El último mordisco
Juan A. Morales.
Alto, níveo de ojos celestes, barbado el condenado como el Rey de la Baraja, me toma por el talle, distribuye su tibio aliento en mi cuello, busca la hendidura de mi falda, desfallezco ante sus chicoleos y el corazón amenaza con salírseme, pero qué importa, pues qué criolla disfruta de un güero como yo, y no es cuestión de suerte, porque desde que llegó a Las Vigas con la luna nueva y los bancos espesos de niebla, inmediatamente sus pupilas corretearon mis caderas, pero en este pueblo de chismosas, las envidiosas le cortan vuelta, como al perro del mal y, nadie puede imaginar que cuando sus manos de seda me transportan al cielo, la ansiedad me acosa, se me enfría el cuerpo y la piel se me torna pegajosa, siento una terrible pesantez, mi respiración disminuye, mi sudor es frío y la confusión en la que caigo me hacen pensar que literalmente me matará el amor.
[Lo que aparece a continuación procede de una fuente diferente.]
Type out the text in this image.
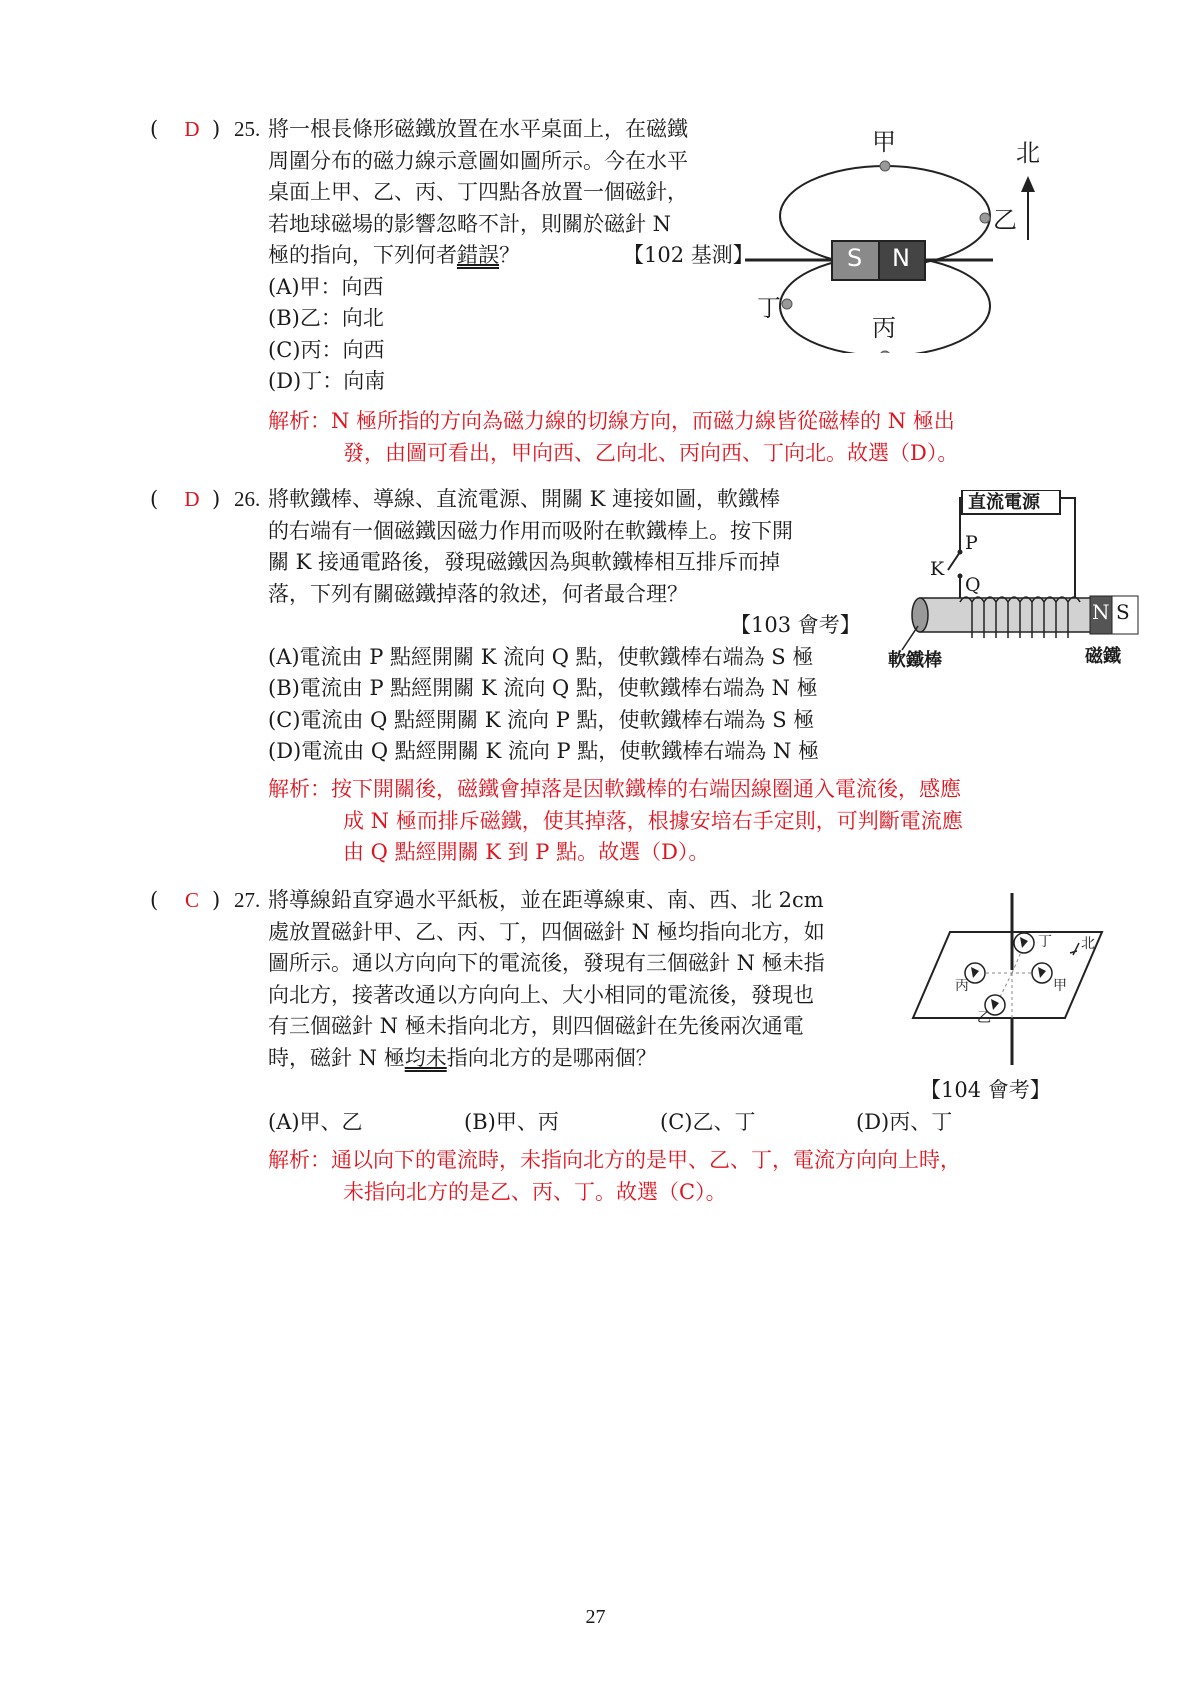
( D ) 25. 將一根長條形磁鐵放置在水平桌面上，在磁鐵
周圍分布的磁力線示意圖如圖所示。今在水平
桌面上甲、乙、丙、丁四點各放置一個磁針，
若地球磁場的影響忽略不計，則關於磁針 N
極的指向，下列何者錯誤？
(A)甲：向西
(B)乙：向北
(C)丙：向西
(D)丁：向南
【102 基測】	S N
甲
乙
丁
丙
北
解析：N 極所指的方向為磁力線的切線方向，而磁力線皆從磁棒的 N 極出
發，由圖可看出，甲向西、乙向北、丙向西、丁向北。故選（D）。
( D ) 26. 將軟鐵棒、導線、直流電源、開關 K 連接如圖，軟鐵棒
的右端有一個磁鐵因磁力作用而吸附在軟鐵棒上。按下開
關 K 接通電路後，發現磁鐵因為與軟鐵棒相互排斥而掉
落，下列有關磁鐵掉落的敘述，何者最合理？
(A)電流由 P 點經開關 K 流向 Q 點，使軟鐵棒右端為 S 極
(B)電流由 P 點經開關 K 流向 Q 點，使軟鐵棒右端為 N 極
(C)電流由 Q 點經開關 K 流向 P 點，使軟鐵棒右端為 S 極
(D)電流由 Q 點經開關 K 流向 P 點，使軟鐵棒右端為 N 極
【103 會考】
直流電源
P
K
Q
N S
軟鐵棒	磁鐵
解析：按下開關後，磁鐵會掉落是因軟鐵棒的右端因線圈通入電流後，感應
成 N 極而排斥磁鐵，使其掉落，根據安培右手定則，可判斷電流應
由 Q 點經開關 K 到 P 點。故選（D）。
( C ) 27. 將導線鉛直穿過水平紙板，並在距導線東、南、西、北 2cm
處放置磁針甲、乙、丙、丁，四個磁針 N 極均指向北方，如
圖所示。通以方向向下的電流後，發現有三個磁針 N 極未指
向北方，接著改通以方向向上、大小相同的電流後，發現也
有三個磁針 N 極未指向北方，則四個磁針在先後兩次通電
時，磁針 N 極均未指向北方的是哪兩個？
【104 會考】
(A)甲、乙	(B)甲、丙	(C)乙、丁	(D)丙、丁
丁
丙	甲
乙
北
解析：通以向下的電流時，未指向北方的是甲、乙、丁，電流方向向上時，
未指向北方的是乙、丙、丁。故選（C）。
27
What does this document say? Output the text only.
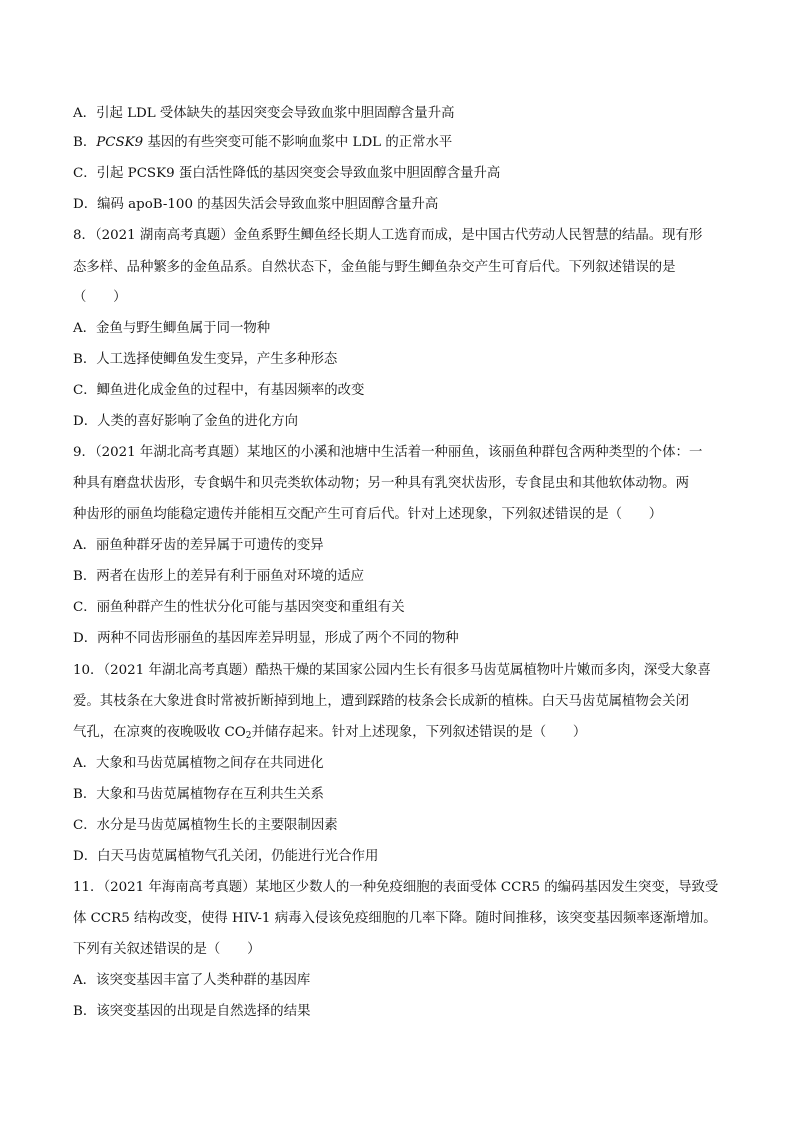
A．引起 LDL 受体缺失的基因突变会导致血浆中胆固醇含量升高
B．PCSK9 基因的有些突变可能不影响血浆中 LDL 的正常水平
C．引起 PCSK9 蛋白活性降低的基因突变会导致血浆中胆固醇含量升高
D．编码 apoB-100 的基因失活会导致血浆中胆固醇含量升高
8．（2021 湖南高考真题）金鱼系野生鲫鱼经长期人工选育而成，是中国古代劳动人民智慧的结晶。现有形
态多样、品种繁多的金鱼品系。自然状态下，金鱼能与野生鲫鱼杂交产生可育后代。下列叙述错误的是
（　　）
A．金鱼与野生鲫鱼属于同一物种
B．人工选择使鲫鱼发生变异，产生多种形态
C．鲫鱼进化成金鱼的过程中，有基因频率的改变
D．人类的喜好影响了金鱼的进化方向
9．（2021 年湖北高考真题）某地区的小溪和池塘中生活着一种丽鱼，该丽鱼种群包含两种类型的个体：一
种具有磨盘状齿形，专食蜗牛和贝壳类软体动物；另一种具有乳突状齿形，专食昆虫和其他软体动物。两
种齿形的丽鱼均能稳定遗传并能相互交配产生可育后代。针对上述现象，下列叙述错误的是（　　）
A．丽鱼种群牙齿的差异属于可遗传的变异
B．两者在齿形上的差异有利于丽鱼对环境的适应
C．丽鱼种群产生的性状分化可能与基因突变和重组有关
D．两种不同齿形丽鱼的基因库差异明显，形成了两个不同的物种
10．（2021 年湖北高考真题）酷热干燥的某国家公园内生长有很多马齿苋属植物叶片嫩而多肉，深受大象喜
爱。其枝条在大象进食时常被折断掉到地上，遭到踩踏的枝条会长成新的植株。白天马齿苋属植物会关闭
气孔，在凉爽的夜晚吸收 $CO_2$并储存起来。针对上述现象，下列叙述错误的是（　　）
A．大象和马齿苋属植物之间存在共同进化
B．大象和马齿苋属植物存在互利共生关系
C．水分是马齿苋属植物生长的主要限制因素
D．白天马齿苋属植物气孔关闭，仍能进行光合作用
11．（2021 年海南高考真题）某地区少数人的一种免疫细胞的表面受体 CCR5 的编码基因发生突变，导致受
体 CCR5 结构改变，使得 HIV-1 病毒入侵该免疫细胞的几率下降。随时间推移，该突变基因频率逐渐增加。
下列有关叙述错误的是（　　）
A．该突变基因丰富了人类种群的基因库
B．该突变基因的出现是自然选择的结果
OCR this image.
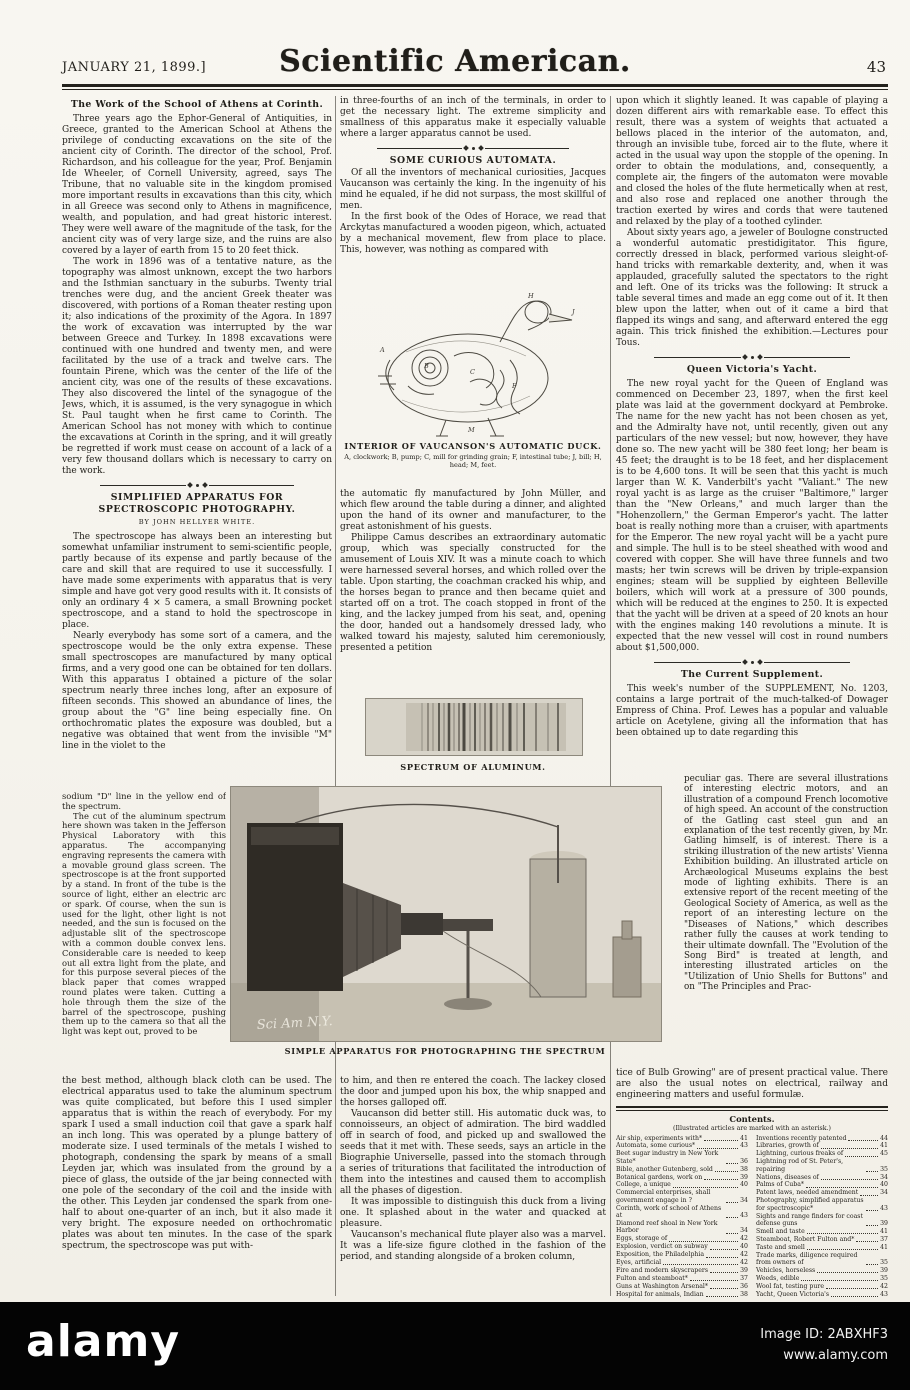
JANUARY 21, 1899.]	Scientific American.	43

The Work of the School of Athens at Corinth.

Three years ago the Ephor-General of Antiquities, in Greece, granted to the American School at Athens the privilege of conducting excavations on the site of the ancient city of Corinth. The director of the school, Prof. Richardson, and his colleague for the year, Prof. Benjamin Ide Wheeler, of Cornell University, agreed, says The Tribune, that no valuable site in the kingdom promised more important results in excavations than this city, which in all Greece was second only to Athens in magnificence, wealth, and population, and had great historic interest. They were well aware of the magnitude of the task, for the ancient city was of very large size, and the ruins are also covered by a layer of earth from 15 to 20 feet thick.

The work in 1896 was of a tentative nature, as the topography was almost unknown, except the two harbors and the Isthmian sanctuary in the suburbs. Twenty trial trenches were dug, and the ancient Greek theater was discovered, with portions of a Roman theater resting upon it; also indications of the proximity of the Agora. In 1897 the work of excavation was interrupted by the war between Greece and Turkey. In 1898 excavations were continued with one hundred and twenty men, and were facilitated by the use of a track and twelve cars. The fountain Pirene, which was the center of the life of the ancient city, was one of the results of these excavations. They also discovered the lintel of the synagogue of the Jews, which, it is assumed, is the very synagogue in which St. Paul taught when he first came to Corinth. The American School has not money with which to continue the excavations at Corinth in the spring, and it will greatly be regretted if work must cease on account of a lack of a very few thousand dollars which is necessary to carry on the work.

SIMPLIFIED APPARATUS FOR SPECTROSCOPIC PHOTOGRAPHY.

BY JOHN HELLYER WHITE.

The spectroscope has always been an interesting but somewhat unfamiliar instrument to semi-scientific people, partly because of its expense and partly because of the care and skill that are required to use it successfully. I have made some experiments with apparatus that is very simple and have got very good results with it. It consists of only an ordinary 4 × 5 camera, a small Browning pocket spectroscope, and a stand to hold the spectroscope in place.

Nearly everybody has some sort of a camera, and the spectroscope would be the only extra expense. These small spectroscopes are manufactured by many optical firms, and a very good one can be obtained for ten dollars. With this apparatus I obtained a picture of the solar spectrum nearly three inches long, after an exposure of fifteen seconds. This showed an abundance of lines, the group about the "G" line being especially fine. On orthochromatic plates the exposure was doubled, but a negative was obtained that went from the invisible "M" line in the violet to the

sodium "D" line in the yellow end of the spectrum.

The cut of the aluminum spectrum here shown was taken in the Jefferson Physical Laboratory with this apparatus. The accompanying engraving represents the camera with a movable ground glass screen. The spectroscope is at the front supported by a stand. In front of the tube is the source of light, either an electric arc or spark. Of course, when the sun is used for the light, other light is not needed, and the sun is focused on the adjustable slit of the spectroscope with a common double convex lens. Considerable care is needed to keep out all extra light from the plate, and for this purpose several pieces of the black paper that comes wrapped round plates were taken. Cutting a hole through them the size of the barrel of the spectroscope, pushing them up to the camera so that all the light was kept out, proved to be

the best method, although black cloth can be used. The electrical apparatus used to take the aluminum spectrum was quite complicated, but before this I used simpler apparatus that is within the reach of everybody. For my spark I used a small induction coil that gave a spark half an inch long. This was operated by a plunge battery of moderate size. I used terminals of the metals I wished to photograph, condensing the spark by means of a small Leyden jar, which was insulated from the ground by a piece of glass, the outside of the jar being connected with one pole of the secondary of the coil and the inside with the other. This Leyden jar condensed the spark from one-half to about one-quarter of an inch, but it also made it very bright. The exposure needed on orthochromatic plates was about ten minutes. In the case of the spark spectrum, the spectroscope was put with-

in three-fourths of an inch of the terminals, in order to get the necessary light. The extreme simplicity and smallness of this apparatus make it especially valuable where a larger apparatus cannot be used.

SOME CURIOUS AUTOMATA.

Of all the inventors of mechanical curiosities, Jacques Vaucanson was certainly the king. In the ingenuity of his mind he equaled, if he did not surpass, the most skillful of men.

In the first book of the Odes of Horace, we read that Arckytas manufactured a wooden pigeon, which, actuated by a mechanical movement, flew from place to place. This, however, was nothing as compared with

H
J
A
B
C
F
M
INTERIOR OF VAUCANSON'S AUTOMATIC DUCK.
A, clockwork; B, pump; C, mill for grinding grain; F, intestinal tube; J, bill; H, head; M, feet.

the automatic fly manufactured by John Müller, and which flew around the table during a dinner, and alighted upon the hand of its owner and manufacturer, to the great astonishment of his guests.

Philippe Camus describes an extraordinary automatic group, which was specially constructed for the amusement of Louis XIV. It was a minute coach to which were harnessed several horses, and which rolled over the table. Upon starting, the coachman cracked his whip, and the horses began to prance and then became quiet and started off on a trot. The coach stopped in front of the king, and the lackey jumped from his seat, and, opening the door, handed out a handsomely dressed lady, who walked toward his majesty, saluted him ceremoniously, presented a petition

SPECTRUM OF ALUMINUM.
Sci Am N.Y.
SIMPLE APPARATUS FOR PHOTOGRAPHING THE SPECTRUM

to him, and then re entered the coach. The lackey closed the door and jumped upon his box, the whip snapped and the horses galloped off.

Vaucanson did better still. His automatic duck was, to connoisseurs, an object of admiration. The bird waddled off in search of food, and picked up and swallowed the seeds that it met with. These seeds, says an article in the Biographie Universelle, passed into the stomach through a series of triturations that facilitated the introduction of them into the intestines and caused them to accomplish all the phases of digestion.

It was impossible to distinguish this duck from a living one. It splashed about in the water and quacked at pleasure.

Vaucanson's mechanical flute player also was a marvel. It was a life-size figure clothed in the fashion of the period, and standing alongside of a broken column,

upon which it slightly leaned. It was capable of playing a dozen different airs with remarkable ease. To effect this result, there was a system of weights that actuated a bellows placed in the interior of the automaton, and, through an invisible tube, forced air to the flute, where it acted in the usual way upon the stopple of the opening. In order to obtain the modulations, and, consequently, a complete air, the fingers of the automaton were movable and closed the holes of the flute hermetically when at rest, and also rose and replaced one another through the traction exerted by wires and cords that were tautened and relaxed by the play of a toothed cylinder.

About sixty years ago, a jeweler of Boulogne constructed a wonderful automatic prestidigitator. This figure, correctly dressed in black, performed various sleight-of-hand tricks with remarkable dexterity, and, when it was applauded, gracefully saluted the spectators to the right and left. One of its tricks was the following: It struck a table several times and made an egg come out of it. It then blew upon the latter, when out of it came a bird that flapped its wings and sang, and afterward entered the egg again. This trick finished the exhibition.—Lectures pour Tous.

Queen Victoria's Yacht.

The new royal yacht for the Queen of England was commenced on December 23, 1897, when the first keel plate was laid at the government dockyard at Pembroke. The name for the new yacht has not been chosen as yet, and the Admiralty have not, until recently, given out any particulars of the new vessel; but now, however, they have done so. The new yacht will be 380 feet long; her beam is 45 feet; the draught is to be 18 feet, and her displacement is to be 4,600 tons. It will be seen that this yacht is much larger than W. K. Vanderbilt's yacht "Valiant." The new royal yacht is as large as the cruiser "Baltimore," larger than the "New Orleans," and much larger than the "Hohenzollern," the German Emperor's yacht. The latter boat is really nothing more than a cruiser, with apartments for the Emperor. The new royal yacht will be a yacht pure and simple. The hull is to be steel sheathed with wood and covered with copper. She will have three funnels and two masts; her twin screws will be driven by triple-expansion engines; steam will be supplied by eighteen Belleville boilers, which will work at a pressure of 300 pounds, which will be reduced at the engines to 250. It is expected that the yacht will be driven at a speed of 20 knots an hour with the engines making 140 revolutions a minute. It is expected that the new vessel will cost in round numbers about $1,500,000.

The Current Supplement.

This week's number of the SUPPLEMENT, No. 1203, contains a large portrait of the much-talked-of Dowager Empress of China. Prof. Lewes has a popular and valuable article on Acetylene, giving all the information that has been obtained up to date regarding this

peculiar gas. There are several illustrations of interesting electric motors, and an illustration of a compound French locomotive of high speed. An account of the construction of the Gatling cast steel gun and an explanation of the test recently given, by Mr. Gatling himself, is of interest. There is a striking illustration of the new artists' Vienna Exhibition building. An illustrated article on Archæological Museums explains the best mode of lighting exhibits. There is an extensive report of the recent meeting of the Geological Society of America, as well as the report of an interesting lecture on the "Diseases of Nations," which describes rather fully the causes at work tending to their ultimate downfall. The "Evolution of the Song Bird" is treated at length, and interesting illustrated articles on the "Utilization of Unio Shells for Buttons" and on "The Principles and Prac-

tice of Bulb Growing" are of present practical value. There are also the usual notes on electrical, railway and engineering matters and useful formulæ.

Contents.
(Illustrated articles are marked with an asterisk.)
Air ship, experiments with*	41
Automata, some curious*	43
Beet sugar industry in New York State*	36
Bible, another Gutenberg, sold	38
Botanical gardens, work on	39
College, a unique	40
Commercial enterprises, shall government engage in ?	34
Corinth, work of school of Athens at	43
Diamond reef shoal in New York Harbor	34
Eggs, storage of	42
Explosion, verdict on subway	40
Exposition, the Philadelphia	42
Eyes, artificial	42
Fire and modern skyscrapers	39
Fulton and steamboat*	37
Guns at Washington Arsenal*	36
Hospital for animals, Indian	38
Inventions recently patented	44
Libraries, growth of	41
Lightning, curious freaks of	45
Lightning rod of St. Peter's, repairing	35
Nations, diseases of	34
Palms of Cuba*	40
Patent laws, needed amendment	34
Photography, simplified apparatus for spectroscopic*	43
Sights and range finders for coast defense guns	39
Smell and taste	41
Steamboat, Robert Fulton and*	37
Taste and smell	41
Trade marks, diligence required from owners of	35
Vehicles, horseless	39
Weeds, edible	35
Wool fat, testing pure	42
Yacht, Queen Victoria's	43
alamy	Image ID: 2ABXHF3
www.alamy.com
Neblina, relámpagos y goterones esparcen el olor a tierra mojada y, la resina de los ocotes invade el tejaban donde nos guarecemos hasta la madrugada. Lo conocí el año pasado. Llegó en una limusina negra que acondicionó como carrosa y plantó una funeraria en la casa más vieja de Barrio Arriba, contrató a Melitón, el sepulturero, para que en sus ratos libres, que eran muchos, atendiera el negocio. Movida por la curiosidad, una tarde brumosa rondé el barrio, llegué al caserón de tejamaniles viejos, paredes descarapeladas, zaguán herrumbroso y salió de repente, sigiloso como gato, me hizo la reverencia con el bombín y adhirió su mirada a mis nalgas, yo me dije “Inmaculada, qué puedes perder, si ya eres solterona”. Le coquetee y en su malísimo castellano me invitó una taza de té, pero yo le enseñé a preparar el café fuerte que en las tardes veladas por la niebla nos sentamos en el corredor del portal y escuchamos lejano el largo, muy largo aullar de lobos y coyotes.
Como las mujeres de aquí se casan a los quince, las de treinta años ya perdimos la esperanza, pero el flaco me dice “Tienes tus galanes”, ¡Claro que los tengo, pero sólo quieren su cuarto de hora! Viéndolo bien, aunque tengo el apetito de una cerda cebada he adelgazado mucho y, es que el amor me chupa. Pero él se conserva flaco, sonrosado y transparente como vela de quinceañera, ah, y celosísimo, tanto, que me deja marcada para que todos sepan que le pertenezco y como me daba pena que me los vieran los chupetones usaba una pañoleta para disimular, pero ahora luzco mis mordiscos con orgullo, porque hasta las beatas y rancias ricachonas me envidian y, es lógico, porque cada vez luzco más delgada y de caderas frondosas.
Me explicó mi gringo que en realidad es europeo, de Valaquia, pero lo niega porque esa tierra tiene mala fama por culpa de Stoker y Arminius, quienes inventaron una historia que ahora pesa como maldición sobre su familia, por eso se refugia en estas montañas brumosas, de construcciones decrépitas y frías, como la finca en la que vivo con mis ancianos padres, y aunque él tiene dinero y lleva en su sangre la nobleza, prefiere pasar desapercibido, bueno, hasta donde un güero larguirucho y pálido puede pasar inadvertido en esta tierra brumosa.
La luna redonda y argenta lo excita, me abraza con la ansiedad de un náufrago que busca asirse al tronco de su salvación, me besa con esa pasión irrefrenable que me hace hervir la sangre que corre galopante por mi carótida y se me obnubila la conciencia cuando sus dedos largos y fríos auscultan mis muslos, susurra, me oprime, me da un mordisco leve, como preámbulo del final de la noche y los arrebatos de mi corazón laxan mis músculos, siento desfallecer <<Te amo, Inmaculada>>, me dice, mientras recibo el último mordisco antes de la alborada, que siempre es el más intenso, más demoledor, luego se retira cuando aun escurre por sus comisuras, colorado y tibio, el plasma que le da vida y, ya no sé de mí.